USA: Kein Tag ohne Amoklauf
Sechs US-Amerikaner starben am Montag, als sie in Chicago bei einer Nationalfeiertag-Parade feierten. Erschossen von einem jungen Mann mit einem leistungsstarken Gewehr vom Dach eines Geschäftsgebäudes, der wahllos auf die feiernde Menschenmenge gezielt haben soll. Das Motiv ist noch nicht bekannt, die Ermittlungen laufen noch.
313 solche Schießereien gab es heuer bereits, heute ist der 186. Tag des Jahres. Jeden Tag finden also 1,7 Amokläufe statt. Sie sind in den USA zum Alltag geworden.
Im Vorjahr hat das Gun Violence Archive 692 sogenannte "Mass Shootings" gezählt. Unter "Mass Shootings" versteht die unabhängige Datenplattform jene Amokläufe, bei denen vier oder mehr Menschen angeschossen und/oder durch eine Waffe bei demselben Ereignis und zur selben Zeit getötet worden sind – den Schützen ausgenommen.

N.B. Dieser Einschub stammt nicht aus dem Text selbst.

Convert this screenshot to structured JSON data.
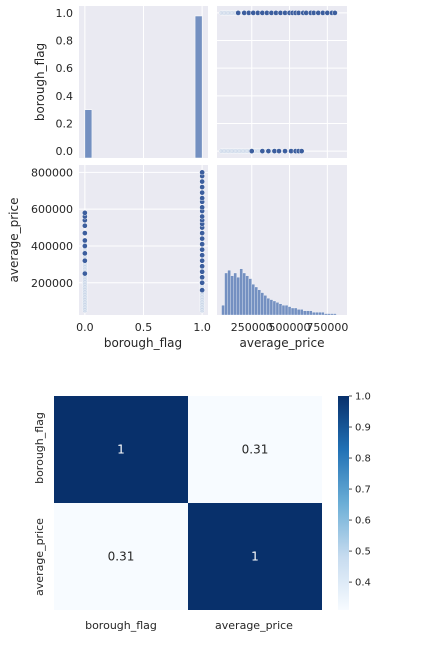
{
  "chart_data": [
    {
      "type": "scatter",
      "kind": "pairplot",
      "variables": [
        "borough_flag",
        "average_price"
      ],
      "diagonal": "histogram",
      "background": "#EAEAF2",
      "grid": true,
      "colors": {
        "bar": "#4C72B0",
        "point_dark": "#3C5E9E",
        "point_light": "#C9D6E8"
      },
      "axis_labels": {
        "x": [
          "borough_flag",
          "average_price"
        ],
        "y": [
          "borough_flag",
          "average_price"
        ]
      },
      "ticks": {
        "borough_flag_x": [
          "0.0",
          "0.5",
          "1.0"
        ],
        "borough_flag_y": [
          "0.0",
          "0.2",
          "0.4",
          "0.6",
          "0.8",
          "1.0"
        ],
        "average_price_x": [
          "250000",
          "500000",
          "750000"
        ],
        "average_price_y": [
          "200000",
          "400000",
          "600000",
          "800000"
        ]
      },
      "xlim_borough_flag": [
        -0.05,
        1.05
      ],
      "ylim_borough_flag": [
        -0.05,
        1.05
      ],
      "xlim_average_price": [
        20000,
        880000
      ],
      "ylim_average_price": [
        25000,
        840000
      ],
      "hist_borough_flag": {
        "bins": [
          0.0,
          1.0
        ],
        "relative_heights": [
          0.34,
          1.0
        ]
      },
      "hist_average_price": {
        "bin_start": 50000,
        "bin_width": 20000,
        "relative_counts": [
          0.07,
          0.3,
          0.32,
          0.28,
          0.3,
          0.27,
          0.33,
          0.3,
          0.28,
          0.26,
          0.22,
          0.2,
          0.18,
          0.16,
          0.14,
          0.12,
          0.11,
          0.1,
          0.09,
          0.08,
          0.07,
          0.07,
          0.06,
          0.05,
          0.05,
          0.04,
          0.04,
          0.03,
          0.03,
          0.03,
          0.02,
          0.02,
          0.02,
          0.02,
          0.01,
          0.01,
          0.01,
          0.01
        ]
      },
      "scatter_borough_0": {
        "x": 0,
        "dark": [
          250000,
          320000,
          360000,
          400000,
          430000,
          470000,
          510000,
          540000,
          560000,
          580000
        ],
        "light_range": [
          50000,
          420000
        ]
      },
      "scatter_borough_1": {
        "x": 1,
        "dark": [
          160000,
          200000,
          230000,
          260000,
          290000,
          320000,
          350000,
          380000,
          410000,
          440000,
          470000,
          500000,
          520000,
          540000,
          560000,
          590000,
          610000,
          640000,
          660000,
          690000,
          720000,
          750000,
          780000,
          800000
        ],
        "light_range": [
          50000,
          300000
        ]
      }
    },
    {
      "type": "heatmap",
      "labels": [
        "borough_flag",
        "average_price"
      ],
      "values": [
        [
          1,
          0.31
        ],
        [
          0.31,
          1
        ]
      ],
      "annotations": [
        [
          "1",
          "0.31"
        ],
        [
          "0.31",
          "1"
        ]
      ],
      "colormap": "Blues",
      "colorbar": {
        "min": 0.31,
        "max": 1.0,
        "ticks": [
          "0.4",
          "0.5",
          "0.6",
          "0.7",
          "0.8",
          "0.9",
          "1.0"
        ]
      }
    }
  ]
}
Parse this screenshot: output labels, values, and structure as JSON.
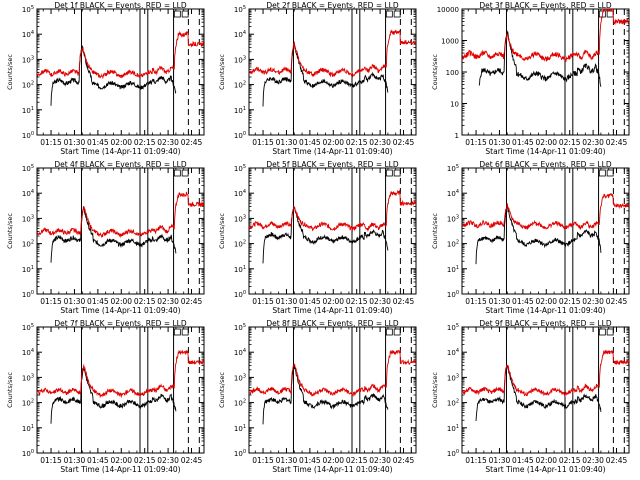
{
  "colors": {
    "events": "#000000",
    "lld": "#e00000",
    "axes": "#000000",
    "background": "#ffffff"
  },
  "panel_common": {
    "title_suffix": "BLACK = Events, RED = LLD",
    "xlabel": "Start Time (14-Apr-11 01:09:40)",
    "ylabel": "Counts/sec",
    "x_ticks": [
      "01:15",
      "01:30",
      "01:45",
      "02:00",
      "02:15",
      "02:30",
      "02:45"
    ],
    "x_tick_minutes": [
      15,
      30,
      45,
      60,
      75,
      90,
      105
    ],
    "xlim_minutes": [
      6,
      113
    ]
  },
  "chart_data": [
    {
      "type": "line",
      "title": "Det 1f",
      "yscale": "log",
      "ylim": [
        1,
        100000
      ],
      "y_ticks": [
        "10^0",
        "10^1",
        "10^2",
        "10^3",
        "10^4",
        "10^5"
      ],
      "series": [
        {
          "values": {
            "start": 16,
            "base": 130,
            "peak": 3000,
            "peak_at": 35,
            "late": 160,
            "end": 90
          }
        },
        {
          "values": {
            "base": 300,
            "peak": 3200,
            "peak_at": 35,
            "late": 380,
            "high": 10000
          }
        }
      ],
      "vlines_solid": [
        34.5,
        72,
        77,
        93.5
      ],
      "vlines_dashed": [
        103,
        110
      ]
    },
    {
      "type": "line",
      "title": "Det 2f",
      "yscale": "log",
      "ylim": [
        1,
        100000
      ],
      "y_ticks": [
        "10^0",
        "10^1",
        "10^2",
        "10^3",
        "10^4",
        "10^5"
      ],
      "series": [
        {
          "values": {
            "start": 16,
            "base": 150,
            "peak": 4000,
            "peak_at": 35,
            "late": 200,
            "end": 100
          }
        },
        {
          "values": {
            "base": 350,
            "peak": 4500,
            "peak_at": 35,
            "late": 450,
            "high": 12000
          }
        }
      ],
      "vlines_solid": [
        34.5,
        72,
        77,
        93.5
      ],
      "vlines_dashed": [
        103,
        110
      ]
    },
    {
      "type": "line",
      "title": "Det 3f",
      "yscale": "log",
      "ylim": [
        1,
        10000
      ],
      "y_ticks": [
        "1",
        "10",
        "100",
        "1000",
        "10000"
      ],
      "series": [
        {
          "values": {
            "start": 32,
            "base": 100,
            "peak": 2000,
            "peak_at": 35,
            "late": 130,
            "end": 70
          }
        },
        {
          "values": {
            "base": 350,
            "peak": 1500,
            "peak_at": 35,
            "late": 350,
            "high": 10000
          }
        }
      ],
      "vlines_solid": [
        34.5,
        72,
        77,
        93.5
      ],
      "vlines_dashed": [
        103,
        110
      ]
    },
    {
      "type": "line",
      "title": "Det 4f",
      "yscale": "log",
      "ylim": [
        1,
        100000
      ],
      "y_ticks": [
        "10^0",
        "10^1",
        "10^2",
        "10^3",
        "10^4",
        "10^5"
      ],
      "series": [
        {
          "values": {
            "start": 16,
            "base": 150,
            "peak": 2500,
            "peak_at": 36,
            "late": 160,
            "end": 90
          }
        },
        {
          "values": {
            "base": 300,
            "peak": 3000,
            "peak_at": 36,
            "late": 380,
            "high": 9000
          }
        }
      ],
      "vlines_solid": [
        34.5,
        72,
        77,
        93.5
      ],
      "vlines_dashed": [
        103,
        110
      ]
    },
    {
      "type": "line",
      "title": "Det 5f",
      "yscale": "log",
      "ylim": [
        1,
        100000
      ],
      "y_ticks": [
        "10^0",
        "10^1",
        "10^2",
        "10^3",
        "10^4",
        "10^5"
      ],
      "series": [
        {
          "values": {
            "start": 16,
            "base": 200,
            "peak": 3000,
            "peak_at": 35,
            "late": 250,
            "end": 100
          }
        },
        {
          "values": {
            "base": 550,
            "peak": 3200,
            "peak_at": 35,
            "late": 500,
            "high": 10000
          }
        }
      ],
      "vlines_solid": [
        34.5,
        72,
        77,
        93.5
      ],
      "vlines_dashed": [
        103,
        110
      ]
    },
    {
      "type": "line",
      "title": "Det 6f",
      "yscale": "log",
      "ylim": [
        1,
        100000
      ],
      "y_ticks": [
        "10^0",
        "10^1",
        "10^2",
        "10^3",
        "10^4",
        "10^5"
      ],
      "series": [
        {
          "values": {
            "start": 16,
            "base": 150,
            "peak": 3000,
            "peak_at": 35,
            "late": 250,
            "end": 100
          }
        },
        {
          "values": {
            "base": 600,
            "peak": 3500,
            "peak_at": 35,
            "late": 550,
            "high": 8000
          }
        }
      ],
      "vlines_solid": [
        34.5,
        72,
        77,
        93.5
      ],
      "vlines_dashed": [
        103,
        110
      ]
    },
    {
      "type": "line",
      "title": "Det 7f",
      "yscale": "log",
      "ylim": [
        1,
        100000
      ],
      "y_ticks": [
        "10^0",
        "10^1",
        "10^2",
        "10^3",
        "10^4",
        "10^5"
      ],
      "series": [
        {
          "values": {
            "start": 16,
            "base": 120,
            "peak": 2500,
            "peak_at": 36,
            "late": 150,
            "end": 90
          }
        },
        {
          "values": {
            "base": 280,
            "peak": 3000,
            "peak_at": 36,
            "late": 380,
            "high": 10000
          }
        }
      ],
      "vlines_solid": [
        34.5,
        72,
        77,
        93.5
      ],
      "vlines_dashed": [
        103,
        110
      ]
    },
    {
      "type": "line",
      "title": "Det 8f",
      "yscale": "log",
      "ylim": [
        1,
        100000
      ],
      "y_ticks": [
        "10^0",
        "10^1",
        "10^2",
        "10^3",
        "10^4",
        "10^5"
      ],
      "series": [
        {
          "values": {
            "start": 16,
            "base": 120,
            "peak": 3000,
            "peak_at": 35,
            "late": 160,
            "end": 90
          }
        },
        {
          "values": {
            "base": 300,
            "peak": 3500,
            "peak_at": 35,
            "late": 380,
            "high": 10000
          }
        }
      ],
      "vlines_solid": [
        34.5,
        72,
        77,
        93.5
      ],
      "vlines_dashed": [
        103,
        110
      ]
    },
    {
      "type": "line",
      "title": "Det 9f",
      "yscale": "log",
      "ylim": [
        1,
        100000
      ],
      "y_ticks": [
        "10^0",
        "10^1",
        "10^2",
        "10^3",
        "10^4",
        "10^5"
      ],
      "series": [
        {
          "values": {
            "start": 16,
            "base": 120,
            "peak": 3000,
            "peak_at": 35,
            "late": 160,
            "end": 90
          }
        },
        {
          "values": {
            "base": 300,
            "peak": 3500,
            "peak_at": 35,
            "late": 380,
            "high": 10000
          }
        }
      ],
      "vlines_solid": [
        34.5,
        72,
        77,
        93.5
      ],
      "vlines_dashed": [
        103,
        110
      ]
    }
  ]
}
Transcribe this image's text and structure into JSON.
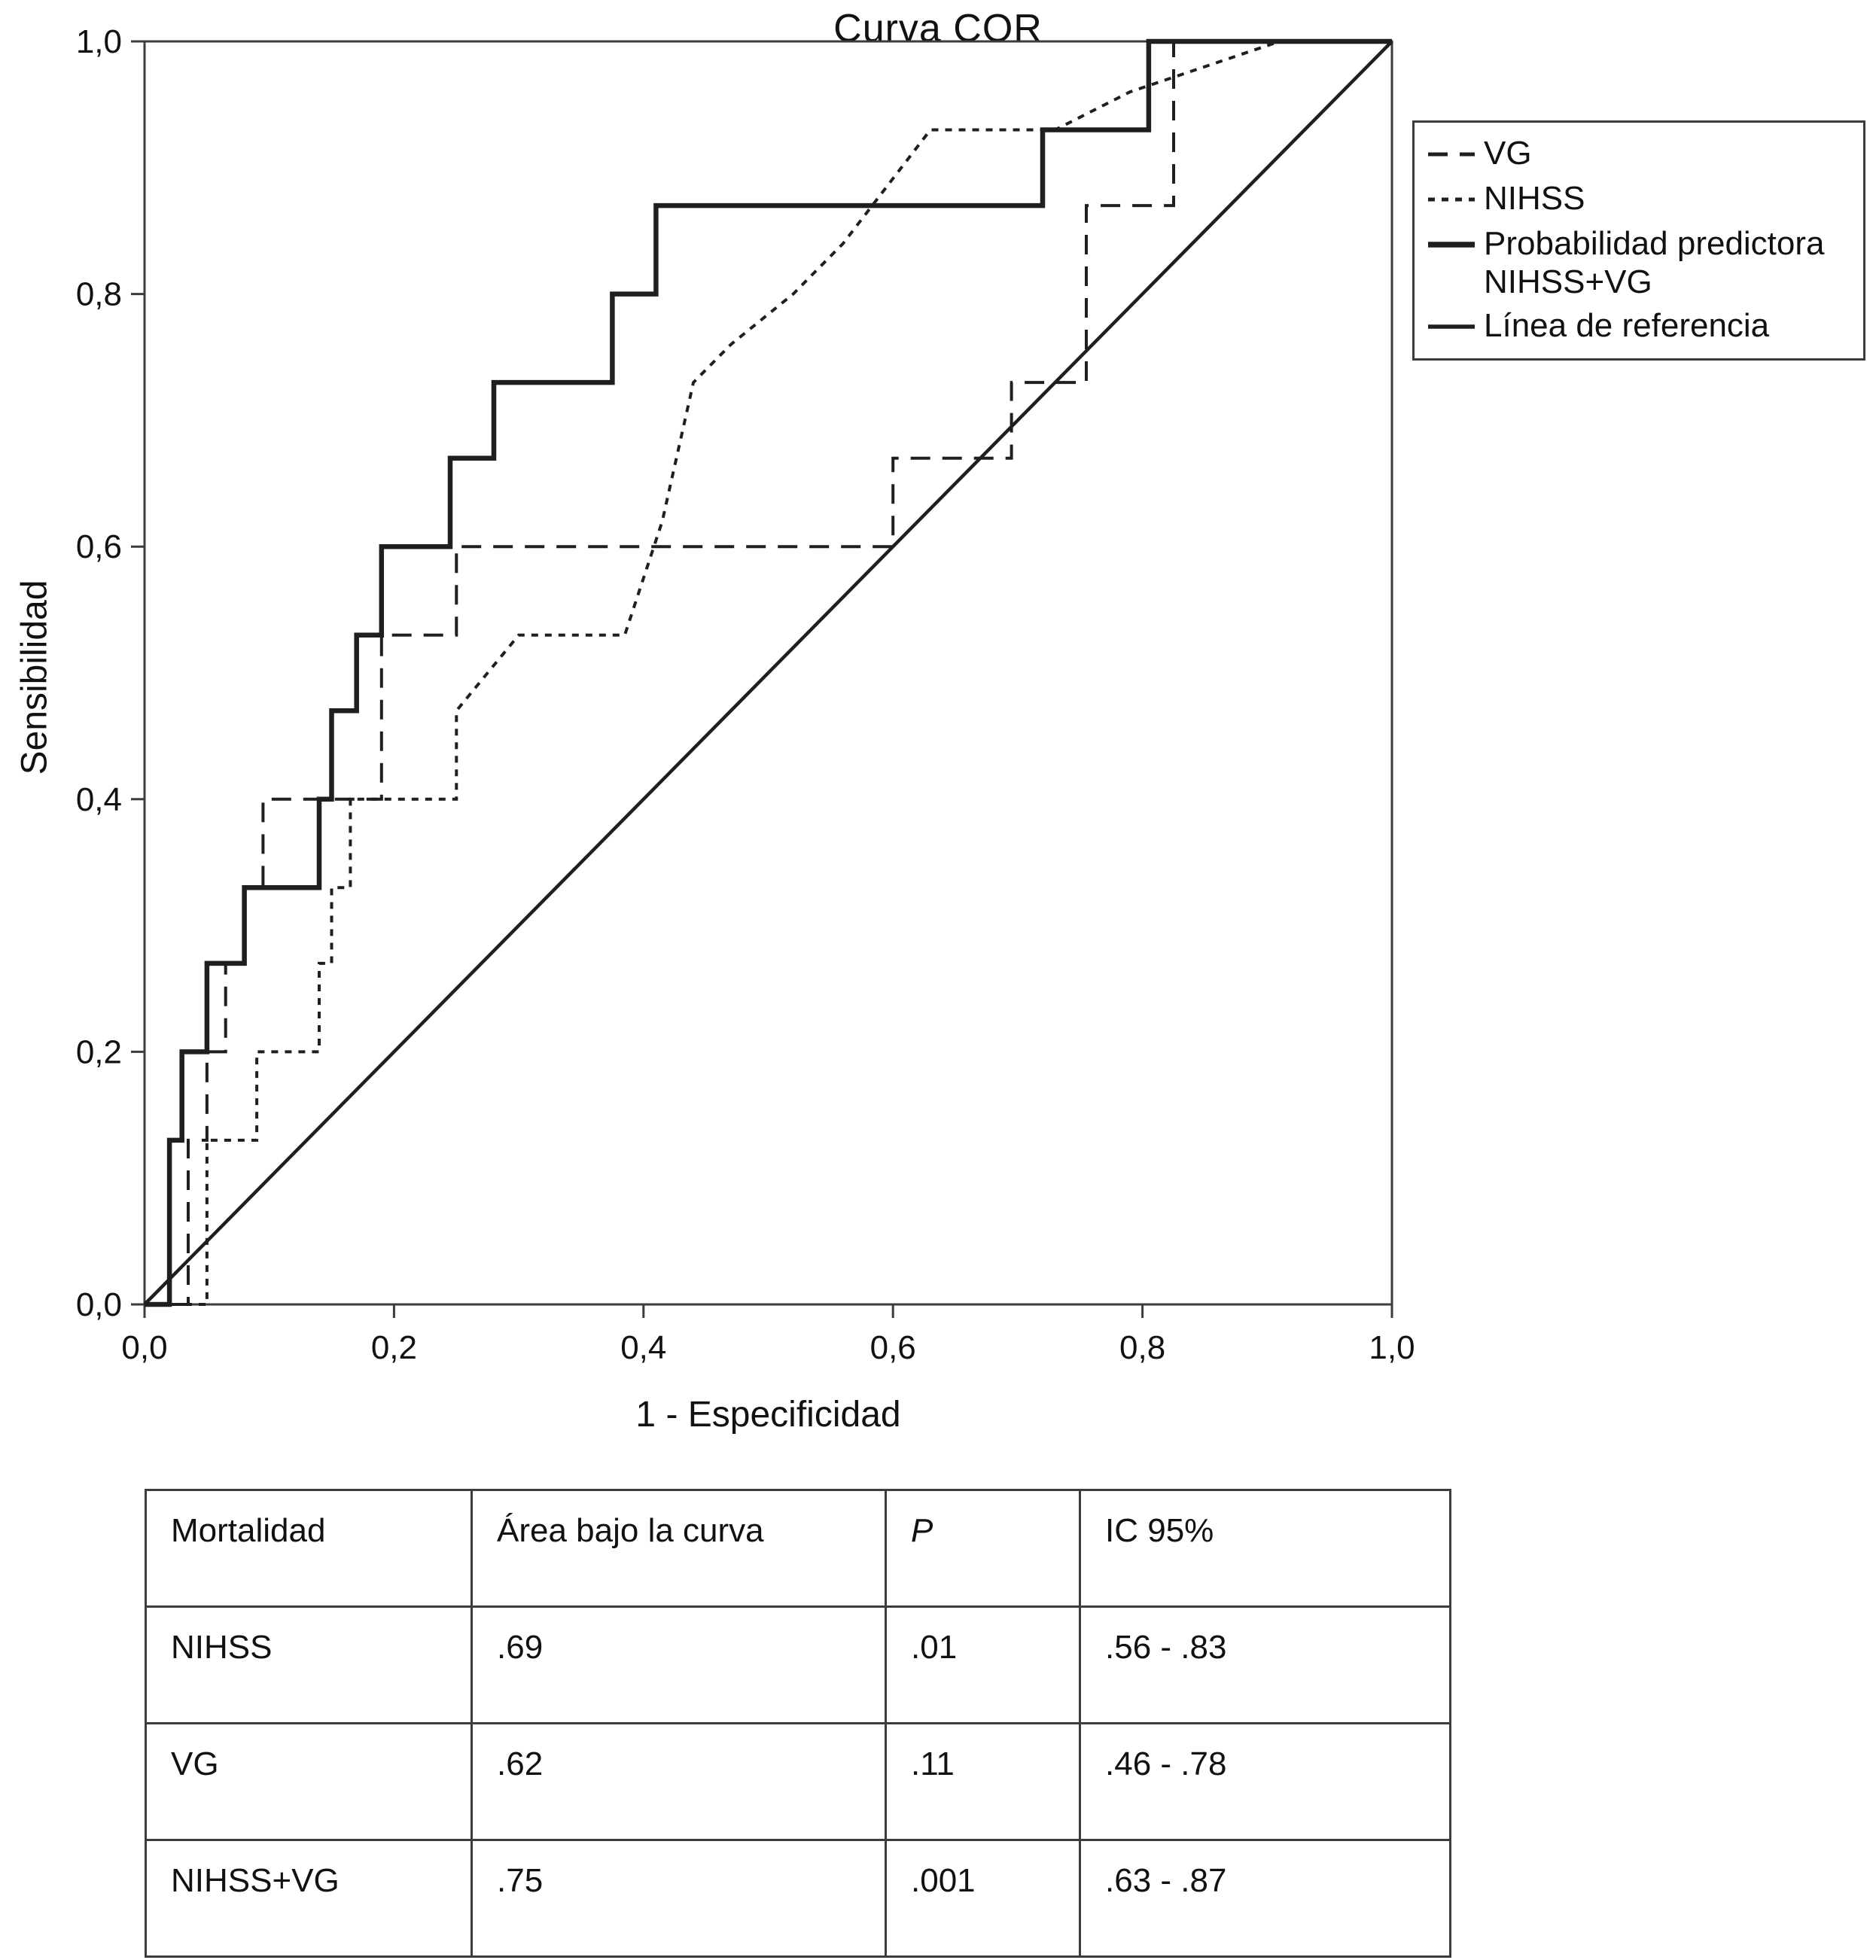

Der Blick zurück verdeutlicht, dass die Zahl der Vorfälle in den vergangenen Jahren stark gestiegen ist: 2014 gab es 272 Massenschießereien, die Zahl hat sich in den letzten acht Jahren also ver-2,5-facht.
Bei Amokläufen wurden heuer bereits 1.357 Menschen angeschossen und 278 getötet. In derselben Periode 2021 wurden 1.293 Menschen angeschossen und 280 getötet, 2020 waren es 802 Angeschossene und 152 Tote.
Das gilt auch für die Zahl der Opfer von Waffengewalt insgesamt (Suizide ausgenommen): Insgesamt starben 2014 in den USA 12.352 Menschen durch Waffengewalt. 583 Kinder unter elf Jahren wurden verletzt oder starben. Im Vorjahr 2021 waren 20.944 Menschen zu beklagen, das sind 57 Tote pro Tag. Die Zahl der verletzten oder getöteten Kinder betrug 1.063.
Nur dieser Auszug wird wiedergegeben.